"Ecological and climate dynamics of oceanic nitrogen loss"

Date: 

Monday, October 20, 2014, 4:00pm to 5:00pm

Location: 

Haller Hall (GM 102)

Speaker: Dr. Curtis Deutsch, University of Washington-Seattle 

Abstract:

The microbially mediated loss of bioavailable nitrogen (N) from anoxic marine environments plays a central role in the feedbacks that regulate the oceanic N cycle over time, and thus underlies one of the few known examples of planetary homeostasis.  Although modern anoxic zones occupy a very small volumes of the ocean, their physical circulations are subtle, and their microbial metabolisms diverse, so the biogeochemical dynamics of these regions are still not well understood.  I will present two recent results from high-fidelity models of the largest anoxic zone, in the tropical Pacific Ocean, that illustrate the ecological and climate dynamics driving N loss.  First, in a new microbial ecosystem model we find that rates of N loss undergo large fluctuations even in a steady circulation.
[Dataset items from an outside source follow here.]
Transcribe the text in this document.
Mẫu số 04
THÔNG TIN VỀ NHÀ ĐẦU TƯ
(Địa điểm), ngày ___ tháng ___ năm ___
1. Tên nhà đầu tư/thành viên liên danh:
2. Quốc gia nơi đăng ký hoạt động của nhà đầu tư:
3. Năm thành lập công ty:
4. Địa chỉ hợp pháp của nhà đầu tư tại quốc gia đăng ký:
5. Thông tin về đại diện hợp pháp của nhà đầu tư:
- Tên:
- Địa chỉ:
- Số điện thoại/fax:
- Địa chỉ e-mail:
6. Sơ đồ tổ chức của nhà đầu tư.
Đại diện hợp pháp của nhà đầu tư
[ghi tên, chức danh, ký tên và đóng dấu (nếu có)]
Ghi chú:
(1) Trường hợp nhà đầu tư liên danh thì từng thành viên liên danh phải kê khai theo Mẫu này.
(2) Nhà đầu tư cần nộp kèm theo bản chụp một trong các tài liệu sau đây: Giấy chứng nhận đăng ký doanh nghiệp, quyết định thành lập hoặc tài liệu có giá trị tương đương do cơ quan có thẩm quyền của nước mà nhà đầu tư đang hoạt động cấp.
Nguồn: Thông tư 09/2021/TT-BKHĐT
The variable N removal arises from ecological oscillations at the oxic-anoxic boundary, driven by resource competition between aerobes and anaerobes.  Because the ecosystem oscillation lacks spatial coherence and power at interannual and longer timescales, it is unlikely to generate large-scale decadal variations in N-loss.  To examine N loss variability at those time scales, we reconstruct past changes in N loss over the anthropocene using a combination of models simulations, historical climate observations, and the recent sedimentary record.  Models predict that whereas a warming-induced reduction in gas solubility and a slowing of ocean circulation act in concert to deoxygenate the mid- and high-latitudes, these processes tend to counteract one another in the tropics.  In the Pacific Ocean, oxygen demand rather than supply appears to be the dominant control on the scale of the tropical anoxic zones.  However changes in oxygen demand are closely linked to the strength of the tropical trade winds and upwelling, providing a mechanism for transient contraction of anoxia even while climate warming deoxygenates the ocean.  Taken together, these results suggest that interannual and shorter fluctuations in N loss are governed by microbial ecosystem dynamics, while decadal and slower modulation is provided by climate, via the tropical wind-driven circulations.